In addition, it is possible that a significant number of development projects
will not result in manufacturable new products or product improvements.

     If we fail to develop new products or improve existing products in a timely
manner, there will be a material adverse effect on our business, financial
condition and results of operations.

     We May Fail to Develop Products that are Sufficiently Manufacturable or of
 Adequate Quality and Reliability

     Manufacturing our products is a complex process and requires significant
time and expertise to meet customers' specifications. Successful manufacturing
is substantially dependent upon our ability to tune these products to meet
specifications in an efficient manner. In this regard, we depend on our staff of
trained technicians. If we cannot design our products to minimize the manual
tuning process or if we are unable to attract additional trained technicians, or
we lose a number of our trained technicians, it would have a material adverse
effect on our business, financial condition and results of operations.

     We have had quality problems with our products in the past and may have
similar problems in the future.  We have replaced components in some products in
accordance with our product warranties.  We believe that our overall
relationship with our customers is good and that they consider our products to
be of good quality.  We also believe that our customers will demand increasingly
stringent product performance and reliability, particularly in domestic markets.
We cannot provide any assurance that our product designs will remain successful
or that they will keep pace with technological developments, evolving industry
standards and new communications protocols.  We may fail to adequately improve
product quality and meet the quality standards of our customers, which could
cause us to lose such customers.  Design problems could damage relationships
with existing and prospective customers and could limit our ability to market
our products to large wireless infrastructure manufacturers, many of which build
their own, high quality RF power amplifiers and have stringent quality control
standards.   See "--Many Wireless Infrastructure Manufacturers have Internal RF
Power Amplifier Production Capabilities."

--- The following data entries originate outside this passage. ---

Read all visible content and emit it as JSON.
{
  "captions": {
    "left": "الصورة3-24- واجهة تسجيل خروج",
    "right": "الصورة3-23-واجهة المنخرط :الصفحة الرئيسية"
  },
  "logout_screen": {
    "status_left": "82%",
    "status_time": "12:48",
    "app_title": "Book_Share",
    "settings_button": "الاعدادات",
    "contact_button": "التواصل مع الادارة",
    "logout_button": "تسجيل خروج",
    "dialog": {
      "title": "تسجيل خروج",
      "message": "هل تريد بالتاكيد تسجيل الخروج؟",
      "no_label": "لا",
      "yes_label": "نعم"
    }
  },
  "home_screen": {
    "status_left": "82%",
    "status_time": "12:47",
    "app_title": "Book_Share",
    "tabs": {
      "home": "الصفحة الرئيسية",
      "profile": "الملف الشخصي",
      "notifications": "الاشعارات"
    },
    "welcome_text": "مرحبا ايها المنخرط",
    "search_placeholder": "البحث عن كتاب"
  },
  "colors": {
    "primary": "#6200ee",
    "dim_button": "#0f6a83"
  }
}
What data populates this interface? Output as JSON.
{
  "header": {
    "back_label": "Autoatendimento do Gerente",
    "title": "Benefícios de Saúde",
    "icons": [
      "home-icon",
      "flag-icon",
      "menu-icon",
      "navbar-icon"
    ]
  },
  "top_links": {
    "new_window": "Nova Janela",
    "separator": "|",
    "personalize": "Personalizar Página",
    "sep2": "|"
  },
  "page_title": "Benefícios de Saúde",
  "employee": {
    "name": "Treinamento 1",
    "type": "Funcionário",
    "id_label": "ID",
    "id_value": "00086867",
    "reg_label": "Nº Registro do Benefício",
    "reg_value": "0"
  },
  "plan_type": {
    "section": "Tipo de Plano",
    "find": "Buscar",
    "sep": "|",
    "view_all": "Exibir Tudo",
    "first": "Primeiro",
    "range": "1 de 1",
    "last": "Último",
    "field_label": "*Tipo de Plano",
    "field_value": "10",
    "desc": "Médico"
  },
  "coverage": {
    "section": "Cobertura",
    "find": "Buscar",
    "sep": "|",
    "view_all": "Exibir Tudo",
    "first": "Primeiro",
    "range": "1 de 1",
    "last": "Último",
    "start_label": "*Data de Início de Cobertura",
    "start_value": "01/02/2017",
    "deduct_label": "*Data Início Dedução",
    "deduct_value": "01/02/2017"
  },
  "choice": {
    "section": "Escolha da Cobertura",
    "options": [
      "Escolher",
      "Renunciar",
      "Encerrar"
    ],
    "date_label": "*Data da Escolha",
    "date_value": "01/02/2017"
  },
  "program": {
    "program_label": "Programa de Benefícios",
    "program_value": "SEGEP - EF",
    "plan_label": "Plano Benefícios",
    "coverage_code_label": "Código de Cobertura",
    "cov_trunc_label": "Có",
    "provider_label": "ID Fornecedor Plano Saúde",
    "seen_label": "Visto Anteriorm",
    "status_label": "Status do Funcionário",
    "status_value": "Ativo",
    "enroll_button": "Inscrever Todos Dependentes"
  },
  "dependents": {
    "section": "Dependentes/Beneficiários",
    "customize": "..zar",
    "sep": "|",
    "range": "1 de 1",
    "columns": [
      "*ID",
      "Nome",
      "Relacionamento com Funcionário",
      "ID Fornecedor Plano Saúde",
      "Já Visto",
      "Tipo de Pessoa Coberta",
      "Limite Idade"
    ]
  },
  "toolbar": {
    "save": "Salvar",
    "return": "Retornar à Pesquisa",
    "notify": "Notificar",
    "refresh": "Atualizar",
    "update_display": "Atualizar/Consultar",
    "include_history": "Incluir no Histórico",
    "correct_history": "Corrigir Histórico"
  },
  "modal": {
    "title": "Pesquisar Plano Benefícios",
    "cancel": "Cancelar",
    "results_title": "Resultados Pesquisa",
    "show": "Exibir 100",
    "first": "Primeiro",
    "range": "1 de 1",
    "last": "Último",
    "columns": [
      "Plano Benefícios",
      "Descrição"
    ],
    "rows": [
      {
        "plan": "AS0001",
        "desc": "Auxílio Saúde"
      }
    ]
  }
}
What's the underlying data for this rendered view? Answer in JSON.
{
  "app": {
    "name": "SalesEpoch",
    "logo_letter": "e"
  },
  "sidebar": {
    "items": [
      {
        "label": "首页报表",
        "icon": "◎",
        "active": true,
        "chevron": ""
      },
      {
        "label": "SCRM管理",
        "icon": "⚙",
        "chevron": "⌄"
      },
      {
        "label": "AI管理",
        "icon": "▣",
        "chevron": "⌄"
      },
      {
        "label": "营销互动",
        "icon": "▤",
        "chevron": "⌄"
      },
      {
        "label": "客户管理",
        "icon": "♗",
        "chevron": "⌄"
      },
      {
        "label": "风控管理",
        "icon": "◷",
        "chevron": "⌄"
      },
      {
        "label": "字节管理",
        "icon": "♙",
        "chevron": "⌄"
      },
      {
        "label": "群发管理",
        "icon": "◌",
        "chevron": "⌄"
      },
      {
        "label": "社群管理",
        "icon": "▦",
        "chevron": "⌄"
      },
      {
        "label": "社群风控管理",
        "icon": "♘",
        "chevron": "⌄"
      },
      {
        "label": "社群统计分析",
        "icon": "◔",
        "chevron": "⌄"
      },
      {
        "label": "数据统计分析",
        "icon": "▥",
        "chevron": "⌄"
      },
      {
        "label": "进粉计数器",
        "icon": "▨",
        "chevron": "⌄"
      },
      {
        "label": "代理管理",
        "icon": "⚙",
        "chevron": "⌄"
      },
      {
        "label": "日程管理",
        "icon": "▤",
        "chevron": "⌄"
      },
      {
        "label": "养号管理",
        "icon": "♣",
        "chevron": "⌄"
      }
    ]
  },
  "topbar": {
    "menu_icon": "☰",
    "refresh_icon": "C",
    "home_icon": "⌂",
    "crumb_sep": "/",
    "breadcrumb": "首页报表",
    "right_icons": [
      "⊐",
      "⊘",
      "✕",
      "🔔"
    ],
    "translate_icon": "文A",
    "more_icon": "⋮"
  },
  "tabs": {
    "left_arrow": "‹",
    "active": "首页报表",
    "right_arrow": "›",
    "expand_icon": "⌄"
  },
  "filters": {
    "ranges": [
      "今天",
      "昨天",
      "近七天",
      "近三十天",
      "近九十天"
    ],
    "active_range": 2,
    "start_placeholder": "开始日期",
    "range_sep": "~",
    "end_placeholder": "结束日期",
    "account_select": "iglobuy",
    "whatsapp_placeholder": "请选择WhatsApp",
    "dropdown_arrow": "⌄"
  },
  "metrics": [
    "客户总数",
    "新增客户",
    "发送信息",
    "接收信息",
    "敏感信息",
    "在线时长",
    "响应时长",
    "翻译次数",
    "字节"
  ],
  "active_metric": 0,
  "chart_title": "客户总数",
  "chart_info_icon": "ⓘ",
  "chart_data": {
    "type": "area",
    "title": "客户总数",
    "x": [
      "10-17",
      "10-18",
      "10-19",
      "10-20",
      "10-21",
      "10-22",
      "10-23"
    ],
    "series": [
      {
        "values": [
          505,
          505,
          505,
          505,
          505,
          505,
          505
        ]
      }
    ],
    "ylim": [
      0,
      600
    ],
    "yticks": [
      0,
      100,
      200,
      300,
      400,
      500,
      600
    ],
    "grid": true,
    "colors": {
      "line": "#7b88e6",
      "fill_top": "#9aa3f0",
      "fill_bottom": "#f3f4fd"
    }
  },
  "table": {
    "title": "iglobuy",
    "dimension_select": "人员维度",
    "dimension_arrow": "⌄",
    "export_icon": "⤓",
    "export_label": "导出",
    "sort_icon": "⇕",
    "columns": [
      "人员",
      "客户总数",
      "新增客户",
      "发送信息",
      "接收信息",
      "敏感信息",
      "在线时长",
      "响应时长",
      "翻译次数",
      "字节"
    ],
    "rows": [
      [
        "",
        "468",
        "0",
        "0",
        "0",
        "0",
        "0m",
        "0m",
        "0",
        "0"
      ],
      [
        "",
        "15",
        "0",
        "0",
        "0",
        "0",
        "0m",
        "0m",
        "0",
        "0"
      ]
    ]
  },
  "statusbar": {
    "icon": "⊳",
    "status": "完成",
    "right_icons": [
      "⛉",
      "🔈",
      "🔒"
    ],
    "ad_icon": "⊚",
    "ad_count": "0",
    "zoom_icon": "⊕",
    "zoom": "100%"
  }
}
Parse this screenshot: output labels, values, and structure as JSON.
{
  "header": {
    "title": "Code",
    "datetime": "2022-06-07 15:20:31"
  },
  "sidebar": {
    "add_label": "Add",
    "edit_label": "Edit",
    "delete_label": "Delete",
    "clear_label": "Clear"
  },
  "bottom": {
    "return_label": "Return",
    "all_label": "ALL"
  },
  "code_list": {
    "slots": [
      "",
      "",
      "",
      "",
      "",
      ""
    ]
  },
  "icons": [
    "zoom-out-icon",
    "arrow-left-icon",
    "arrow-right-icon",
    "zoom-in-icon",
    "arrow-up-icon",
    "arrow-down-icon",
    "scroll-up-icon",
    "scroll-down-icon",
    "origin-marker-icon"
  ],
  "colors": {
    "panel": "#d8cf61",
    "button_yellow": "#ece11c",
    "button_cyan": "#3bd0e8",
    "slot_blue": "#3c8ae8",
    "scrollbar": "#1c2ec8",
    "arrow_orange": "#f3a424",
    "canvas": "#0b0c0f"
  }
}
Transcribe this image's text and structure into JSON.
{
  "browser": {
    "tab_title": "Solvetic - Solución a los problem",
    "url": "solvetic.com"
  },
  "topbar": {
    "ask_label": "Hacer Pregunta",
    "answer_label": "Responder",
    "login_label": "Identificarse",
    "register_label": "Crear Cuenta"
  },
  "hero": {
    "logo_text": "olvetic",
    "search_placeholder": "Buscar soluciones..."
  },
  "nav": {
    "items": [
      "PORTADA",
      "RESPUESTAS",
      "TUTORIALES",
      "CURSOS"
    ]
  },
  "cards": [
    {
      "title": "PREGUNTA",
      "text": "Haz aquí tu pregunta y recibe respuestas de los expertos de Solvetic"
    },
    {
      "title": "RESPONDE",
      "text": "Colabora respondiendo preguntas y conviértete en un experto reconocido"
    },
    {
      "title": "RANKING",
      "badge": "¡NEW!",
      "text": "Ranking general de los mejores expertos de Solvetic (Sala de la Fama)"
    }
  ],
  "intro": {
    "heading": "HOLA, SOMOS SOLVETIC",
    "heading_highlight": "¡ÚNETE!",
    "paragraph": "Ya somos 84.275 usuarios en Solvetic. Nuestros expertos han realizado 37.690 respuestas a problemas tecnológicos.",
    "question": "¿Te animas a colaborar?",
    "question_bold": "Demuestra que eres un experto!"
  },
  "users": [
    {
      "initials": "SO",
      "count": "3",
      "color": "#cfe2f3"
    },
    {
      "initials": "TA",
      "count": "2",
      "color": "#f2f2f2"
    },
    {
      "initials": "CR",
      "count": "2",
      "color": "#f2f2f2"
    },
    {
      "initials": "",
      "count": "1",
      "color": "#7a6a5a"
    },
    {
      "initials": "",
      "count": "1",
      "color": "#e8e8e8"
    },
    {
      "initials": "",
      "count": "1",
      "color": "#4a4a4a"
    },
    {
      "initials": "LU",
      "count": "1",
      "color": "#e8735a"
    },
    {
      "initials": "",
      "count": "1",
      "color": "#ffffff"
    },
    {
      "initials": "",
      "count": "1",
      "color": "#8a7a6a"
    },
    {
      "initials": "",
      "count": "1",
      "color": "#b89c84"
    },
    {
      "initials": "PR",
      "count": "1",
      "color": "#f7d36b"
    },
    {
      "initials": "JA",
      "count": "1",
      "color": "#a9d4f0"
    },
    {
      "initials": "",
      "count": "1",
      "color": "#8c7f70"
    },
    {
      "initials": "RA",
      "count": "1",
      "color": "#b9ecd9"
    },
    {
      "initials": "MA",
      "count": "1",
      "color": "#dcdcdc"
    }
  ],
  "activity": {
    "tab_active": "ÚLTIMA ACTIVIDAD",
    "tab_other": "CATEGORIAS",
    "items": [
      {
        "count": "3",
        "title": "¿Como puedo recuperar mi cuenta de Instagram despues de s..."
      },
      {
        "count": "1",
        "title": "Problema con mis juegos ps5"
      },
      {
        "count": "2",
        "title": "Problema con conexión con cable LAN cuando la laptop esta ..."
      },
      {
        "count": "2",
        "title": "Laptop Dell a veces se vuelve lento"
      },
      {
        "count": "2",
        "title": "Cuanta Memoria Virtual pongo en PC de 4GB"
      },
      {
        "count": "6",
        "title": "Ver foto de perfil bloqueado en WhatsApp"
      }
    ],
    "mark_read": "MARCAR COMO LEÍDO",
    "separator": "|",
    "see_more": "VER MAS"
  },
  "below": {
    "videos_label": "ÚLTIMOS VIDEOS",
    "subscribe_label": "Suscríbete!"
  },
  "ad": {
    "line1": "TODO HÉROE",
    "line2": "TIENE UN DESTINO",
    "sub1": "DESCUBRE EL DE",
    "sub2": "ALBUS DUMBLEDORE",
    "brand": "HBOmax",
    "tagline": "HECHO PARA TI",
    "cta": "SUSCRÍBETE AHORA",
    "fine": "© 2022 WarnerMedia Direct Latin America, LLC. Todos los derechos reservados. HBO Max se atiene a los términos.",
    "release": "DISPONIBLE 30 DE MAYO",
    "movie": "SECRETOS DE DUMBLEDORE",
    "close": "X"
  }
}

  The Sales Cycle for Our Products is Lengthy

     The sales cycle associated with our products is typically lengthy, often
lasting from six to eighteen months.  Our customers normally conduct significant
technical evaluations of our products and our competitors' products before
making purchase commitments.  Our OEM customers typically require extensive
technical qualification of our products before they are integrated into each
OEM's products.  This qualification process involves a significant investment of
time and resources from us and the OEMs to ensure that our product designs are
fully qualified to perform with each OEM's equipment.  Also, individual wireless
network operators can subject our products to field and evaluation trials, which
can last anywhere from one to nine months, before making a purchase.  The
qualification and evaluation process and the customer field trials may delay the
shipment of sales forecasted for a specific customer for a particular quarter
and our operating results for that quarter could be materially adversely
affected.

  Many Wireless Infrastructure Manufacturers have Internal RF Power Amplifier
 Production Capabilities

     Many of the leading wireless infrastructure equipment manufacturers
internally manufacture their own RF power amplifiers. We believe that our
existing customers continuously evaluate whether to manufacture their own RF
power amplifiers. Certain of our customers regularly produce RF power amplifiers
in an attempt to replace products manufactured by us. We believe that this
practice will continue. Recently, Ericsson, one of our OEM customers, announced
that it had agreed to purchase Microwave Power Devices, Inc., one of our
competitors. In the event that our customers manufacture their own RF power
amplifiers, such customers could reduce or eliminate their purchases of our
products. We cannot guarantee that our current customers will continue to rely,
or expand their reliance, on us as an external source of supply for their RF
power amplifiers.

     Wireless infrastructure equipment manufacturers with internal manufacturing
capabilities could also sell RF power amplifiers externally to other
manufacturers, thereby competing directly with us.  In addition, even if we are
successful in selling our products to these customers, we believe that such
customers will demand price and other

                                       27
<PAGE>

concessions based on their ability to manufacture RF power amplifiers
internally. If, for any reason, our major customers decide to produce their RF
power amplifiers internally or through joint ventures with other competitors, or
require us to participate in joint venture manufacturing with them, our
business, results of operations and financial condition could be materially
adversely affected.

     Protection of Our Intellectual Property is Limited; Risk of Third-Party
 Claims of Infringement

     We rely upon trade secrets to protect our intellectual property. We execute
confidentiality and non-disclosure agreements with our employees and limit
access to and distribution of our proprietary information. We hold a total of
five U.S. Patents for various aspects of our technology. In addition, we have
applied for several additional U.S. and international patents for various
aspects of our proprietary technology. These efforts assist us in relying upon
the knowledge and experience of our management and technical personnel, to
market our existing products and to develop new products. The departure of any
of our management and technical personnel, the breach of their confidentiality
and non-disclosure obligations to us or the failure to achieve our intellectual
property objectives may have a material adverse effect on our business,
financial condition and results of operations.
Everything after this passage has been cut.